The media is going thru Carson's books trying to verify everything. That's hard to do going back 50 years. There's also a desire to show that he's a liar to ruin his credibility. Yesterday I saw a new hit piece in the Wall Street Journal claiming that a story Carson told about an incident that happened at Yale never happened. Carson said he took a class called Perception, then the author said he spoke to someone at Yale who told him that they never had a class by that name. Today Carson posted to his Facebook page a copy of a class syllabus for a class called...wait...PERCEPTION. These "reporters" do a little superficial research then give up and say because they didn't find it, it doesn't exist.

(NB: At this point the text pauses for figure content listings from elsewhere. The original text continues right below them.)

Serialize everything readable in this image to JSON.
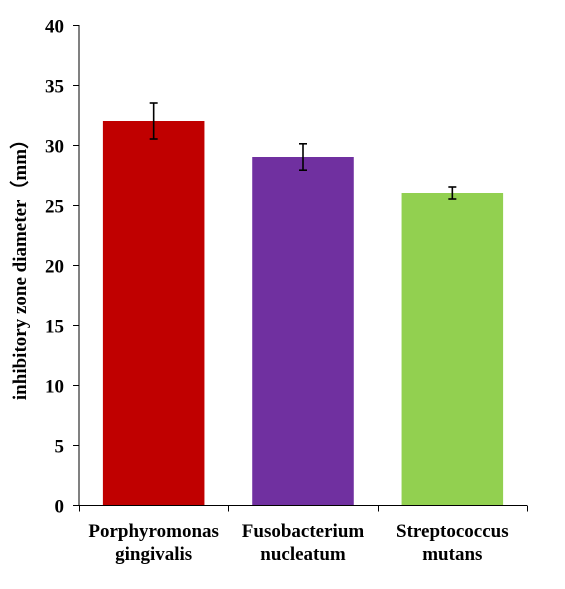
{
  "chart_data": {
    "type": "bar",
    "title": "",
    "xlabel": "",
    "ylabel": "inhibitory zone diameter（mm）",
    "ylim": [
      0,
      40
    ],
    "yticks": [
      "0",
      "5",
      "10",
      "15",
      "20",
      "25",
      "30",
      "35",
      "40"
    ],
    "grid": false,
    "categories": [
      [
        "Porphyromonas",
        "gingivalis"
      ],
      [
        "Fusobacterium",
        "nucleatum"
      ],
      [
        "Streptococcus",
        "mutans"
      ]
    ],
    "values": [
      32,
      29,
      26
    ],
    "errors": [
      1.5,
      1.1,
      0.5
    ],
    "colors": [
      "#c00000",
      "#7030a0",
      "#92d050"
    ]
  }
}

It's also possible that Carson, in trying to recall things from many years earlier, might be off on a couple things by a day, a week, or a month. If you were to ask me the name of the elementary school I went to, I couldn't tell you. When I was growing up I moved around a lot. How many people writing a book when they are 40 or 50 or 60 years old are going to remember specific dates in their childhood? I bet it wouldn't be very many. Doesn't mean that the person is lying -- which is defined as a "deliberate intent to deceive" -- but is merely mistaken on the chronology. So if Carson wrote in his book that he met with General Westmoreland in May but the meeting actually happened in February, it does not mean that the meeting never happened. Carson just got the month wrong. Instead of the media seeing it that way, they twist it to mean that he never met with the general at all.